Les relations entre hommes sont, quant à elles, sévèrement punies. Les rapports sexuels entre hommes sont consignés dans le chapitre « crime d’honneur » du code pénal, et peuvent engendrer des condamnations allant de 7 ans de prison à la peine capitale. 

Le pays ne reconnait ni lieu « gay friendly », ni association promouvant la communauté. Les autorités sont même allées jusqu’à interdire le concert d’un groupe, car le chanteur de celui-ci était ouvertement gay. Elles ont aussi censuré des articles du New York Times portant sur le sujet. Par ailleurs, c’est loin d’être la seule fois que les autorités ont bafoué la liberté de la presse, puisque celle-ci reste marginale, les organes de presse ne pouvant pas critiquer la gestion du pouvoir de la famille régnante.

Au Qatar, les perspectives d’avancées pour la communauté LGBTQI+ sont faibles, voire inexistantes.

 

Conclusion :

En conclusion, bien que certaines avancées soient observées concernant les droits des minorités dans le pays, celles-ci restent marginales. De plus, malgré la séparation des pouvoirs prévue par la constitution, et essentielle à toute démocratie, l’émir reste le personnage central du système politique qatari, faisant converger les pouvoirs vers lui. Tout cela mène à dire que le Qatar ne semble pas encore tout à fait engagé sur la voie de la démocratie. 

Pierre

 

 

 

Références bibliographiques :

Harding D., “I do not wish to be anonymous’: Doctor becomes “first” Qatari to publicly come out as gay”, The Independent, 19 mai 2022.

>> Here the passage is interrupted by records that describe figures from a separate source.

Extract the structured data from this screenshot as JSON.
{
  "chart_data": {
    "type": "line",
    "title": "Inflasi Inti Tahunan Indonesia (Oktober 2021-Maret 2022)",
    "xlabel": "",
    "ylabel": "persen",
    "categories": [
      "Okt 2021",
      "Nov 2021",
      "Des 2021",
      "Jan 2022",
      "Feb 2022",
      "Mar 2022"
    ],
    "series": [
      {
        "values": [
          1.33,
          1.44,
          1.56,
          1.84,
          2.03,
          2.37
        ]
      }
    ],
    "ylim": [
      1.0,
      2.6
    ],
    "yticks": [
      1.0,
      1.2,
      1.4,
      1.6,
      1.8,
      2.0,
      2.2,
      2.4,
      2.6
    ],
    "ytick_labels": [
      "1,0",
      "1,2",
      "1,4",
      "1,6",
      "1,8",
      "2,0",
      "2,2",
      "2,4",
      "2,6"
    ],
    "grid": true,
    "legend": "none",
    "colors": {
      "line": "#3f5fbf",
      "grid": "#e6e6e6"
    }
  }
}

Gonzalez G., Facing human capital changes of the 21st century: education and labor market initiatives in Lebanon, Oman, Qatar, and the United Arab Emirates, Doha, Rand Qatar Policy Institute, 2008, p.43.

PIRON J., Qatar, le pays des possédants : du désert à la Coupe du Monde, Luc Pires Editions, 2022.

Article 3 de la loi n°22 de 2006 promulguant le droit de la famille, Qatar Legal Portal.

Article 58 de la loi n°22 de 2006 promulguant le droit de la famille, Qatar Legal Portal.

ROBINSON K., “What is the kafala system?”, Council of Foreign Relations, 23 mars 2021.

TROFIMOV Y., “In Quiet Revolt, Qatar Snubs Saudis with Women’s Rights”, The Wall Street Journal, 24 octobre 2002.